Les camps de réfugiés sahraouis naissent à la fin de l’année 1975, à la suite de l’exode d’une partie de la population du Sahara occidental. Jusqu’alors province métropolitaine de l’Espagne, le territoire devait être soumis à un processus de décolonisation, établi par la résolution 2072 de l’Assemblée générale de l’ONU de 1965. Cependant, en raison des accords de Madrid de novembre 1975, le régime franquiste cède le territoire au Maroc et à la Mauritanie, ignorant le droit à l’autodétermination des populations sahraouies, dont le représentant unique et légitime, reconnu comme tel par l’ONU en 1975, est le Front populaire de libération de la Seguia el-Hamra et du Río de Oro (Polisario), incarnation du mouvement nationaliste sahraoui, constitué en 1973. Frappés par la guerre qui éclate entre les deux pays et le Front, les Sahraouis se réfugient à proximité de la ville algérienne de Tindouf, où ils sont secourus par le Croissant-Rouge.
Les camps se développent autour de puits et portent le nom des villes du Sahara occidental abandonnées : El Ayoun, Smara, Aouserd, puis Dakhla et Boujdour. À ceux-ci il faut ajouter Rabbouni, quartier général du Polisario et de la République arabe sahraouie démocratique (RASD), proclamée par le Front en exil en février 1976. Tous les camps sont désormais reliés entre eux par des routes goudronnées. Le plus proche de la ville de Tindouf, El Ayoun, est situé à une vingtaine de kilomètres ; le plus éloigné, Dakhla, se trouve à environ 160 km. Selon les principes du découpage administratif algérien, ils ont le statut de wilaya [région]. Chaque wilaya se divise en six dawaa’ir [l’équivalent des communes] dont les noms reprennent, eux aussi, ceux des localités du Sahara occidental. Les dawaa’ir se subdivisent en quatre barrios ou hayys [quartiers]. Selon un recensement du Haut-Commissariat pour les réfugiés des Nations unies de décembre 2017, les réfugiés seraient 173 600, dont 38 % ont moins de dix-sept ans. Ils vivent pour la plupart dans des habitations en dur, devenues la norme à partir des années 2000, remplaçant ainsi progressivement les tentes : la traditionnelle khaïma à une pointe ou la guitoune à deux pointes, terme emprunté aux officiers méharistes de l’armée coloniale française. Le camp le plus important, Smara, comparable à une véritable ville, abrite 50 700 personnes.

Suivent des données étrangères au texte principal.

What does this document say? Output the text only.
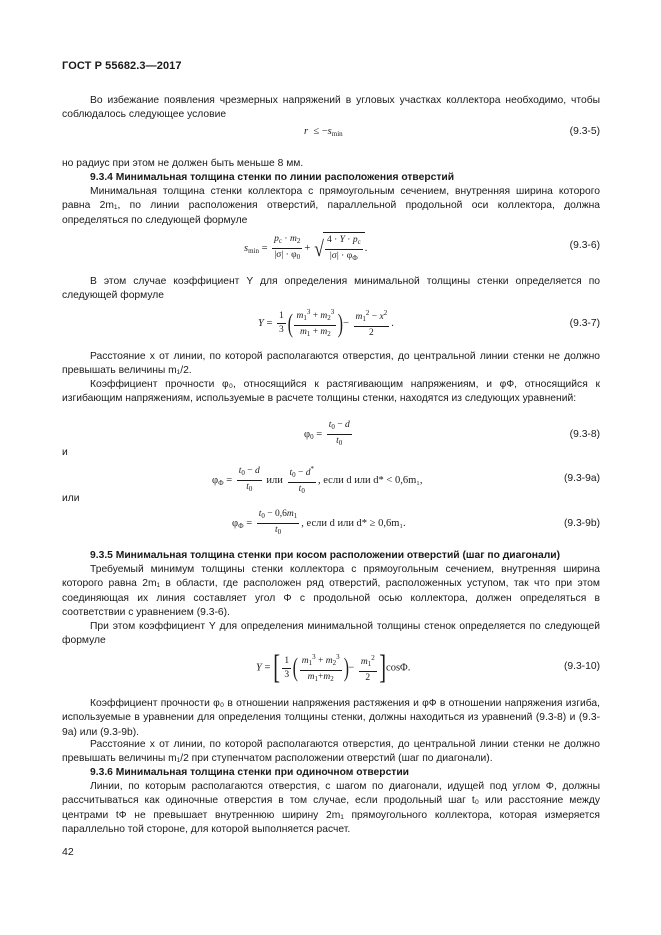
ГОСТ Р 55682.3—2017

Во избежание появления чрезмерных напряжений в угловых участках коллектора необходимо, чтобы соблюдалось следующее условие

$r \le -s_{min}$	(9.3-5)

но радиус при этом не должен быть меньше 8 мм.

9.3.4 Минимальная толщина стенки по линии расположения отверстий

Минимальная толщина стенки коллектора с прямоугольным сечением, внутренняя ширина которого равна 2m₁, по линии расположения отверстий, параллельной продольной оси коллектора, должна определяться по следующей формуле

$s_{min} = \frac{p_c \cdot m_2}{|\sigma| \cdot \varphi_0}$ + √ $4 \cdot Y \cdot p_c$
$|\sigma| \cdot \varphi_Ф$
.	(9.3-6)

В этом случае коэффициент Y для определения минимальной толщины стенки определяется по следующей формуле

$Y = \frac{1}{3}$ ( $\frac{m_1^3 + m_2^3}{m_1 + m_2}$ )− $\frac{m_1^2 - x^2}{2}$ .	(9.3-7)

Расстояние x от линии, по которой располагаются отверстия, до центральной линии стенки не должно превышать величины m₁/2.

Коэффициент прочности φ₀, относящийся к растягивающим напряжениям, и φФ, относящийся к изгибающим напряжениям, используемые в расчете толщины стенки, находятся из следующих уравнений:

$\varphi_0 = \frac{t_0 - d}{t_0}$	(9.3-8)
и
$\varphi_Ф = \frac{t_0 - d}{t_0}$ или $\frac{t_0 - d^*}{t_0}$ , если d или d* < 0,6m₁,	(9.3-9a)
или
$\varphi_Ф = \frac{t_0 - 0,6m_1}{t_0}$ , если d или d* ≥ 0,6m₁.	(9.3-9b)

9.3.5 Минимальная толщина стенки при косом расположении отверстий (шаг по диагонали)

Требуемый минимум толщины стенки коллектора с прямоугольным сечением, внутренняя ширина которого равна 2m₁ в области, где расположен ряд отверстий, расположенных уступом, так что при этом соединяющая их линия составляет угол Φ с продольной осью коллектора, должен определяться в соответствии с уравнением (9.3-6).

При этом коэффициент Y для определения минимальной толщины стенок определяется по следующей формуле

Y = [ $\frac{1}{3}$ ( $\frac{m_1^3 + m_2^3}{m_1+m_2}$ )− $\frac{m_1^2}{2} ]\cos\Phi$.	(9.3-10)

Коэффициент прочности φ₀ в отношении напряжения растяжения и φФ в отношении напряжения изгиба, используемые в уравнении для определения толщины стенки, должны находиться из уравнений (9.3-8) и (9.3-9а) или (9.3-9b).

Расстояние x от линии, по которой располагаются отверстия, до центральной линии стенки не должно превышать величины m₁/2 при ступенчатом расположении отверстий (шаг по диагонали).

9.3.6 Минимальная толщина стенки при одиночном отверстии

Линии, по которым располагаются отверстия, с шагом по диагонали, идущей под углом Φ, должны рассчитываться как одиночные отверстия в том случае, если продольный шаг t₀ или расстояние между центрами tФ не превышает внутреннюю ширину 2m₁ прямоугольного коллектора, которая измеряется параллельно той стороне, для которой выполняется расчет.

42
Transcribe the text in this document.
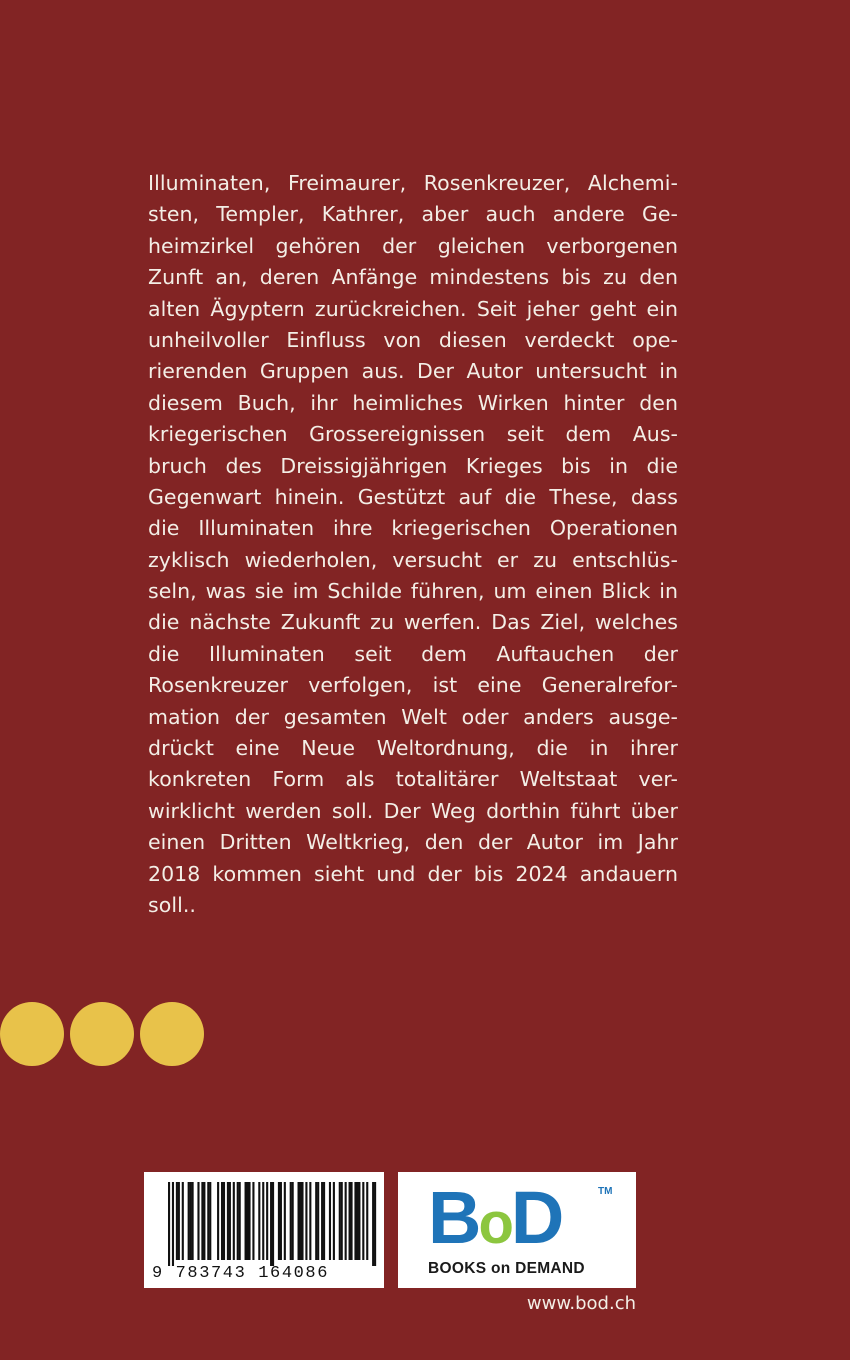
Illuminaten, Freimaurer, Rosenkreuzer, Alchemi-
sten, Templer, Kathrer, aber auch andere Ge-
heimzirkel gehören der gleichen verborgenen
Zunft an, deren Anfänge mindestens bis zu den
alten Ägyptern zurückreichen. Seit jeher geht ein
unheilvoller Einfluss von diesen verdeckt ope-
rierenden Gruppen aus. Der Autor untersucht in
diesem Buch, ihr heimliches Wirken hinter den
kriegerischen Grossereignissen seit dem Aus-
bruch des Dreissigjährigen Krieges bis in die
Gegenwart hinein. Gestützt auf die These, dass
die Illuminaten ihre kriegerischen Operationen
zyklisch wiederholen, versucht er zu entschlüs-
seln, was sie im Schilde führen, um einen Blick in
die nächste Zukunft zu werfen. Das Ziel, welches
die Illuminaten seit dem Auftauchen der
Rosenkreuzer verfolgen, ist eine Generalrefor-
mation der gesamten Welt oder anders ausge-
drückt eine Neue Weltordnung, die in ihrer
konkreten Form als totalitärer Weltstaat ver-
wirklicht werden soll. Der Weg dorthin führt über
einen Dritten Weltkrieg, den der Autor im Jahr
2018 kommen sieht und der bis 2024 andauern
soll..
9 783743 164086
BoD	TM
BOOKS on DEMAND
www.bod.ch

Dès le départ, les camps ont été aménagés pour faire face aux problèmes sanitaires. Un système d’égout est établi, ainsi que des centres hospitaliers. Chaque wilaya possède des écoles maternelles, des établissements primaires, un pour chaque daïra, et, depuis 2009, des écoles secondaires. Par ailleurs, pour assurer la formation professionnelle des femmes, un camp-école est également créé, le « 27 février », date de proclamation de la RASD. Transformé en wilaya en 2012, il a pris le nom de Boujdour. Dans le même esprit, deux internats pour l’éducation supérieure pré-universitaire voient le jour : le « 9 juin », date de la mort au combat du principal chef historique du Front Polisario, Al-Wali Mustafa Sayyid, et le « 12 octobre », date de la proclamation, en 1975, de l’unité nationale sahraouie. Les camps de réfugiés jouissent du principe de l’extraterritorialité : ils sont administrés par la RASD et soumis à sa juridiction et non pas à celle du gouvernement algérien.
Le problème principal de la population réfugiée, au-delà du manque absolu de perspectives de résolution du conflit, reste la dépendance aux aides alimentaires extérieures. Actuellement, le programme alimentaire mondial de l’ONU n’assure officiellement de la nourriture que pour 90 000 individus. La coopération des ONG reste donc primordiale dans ce domaine.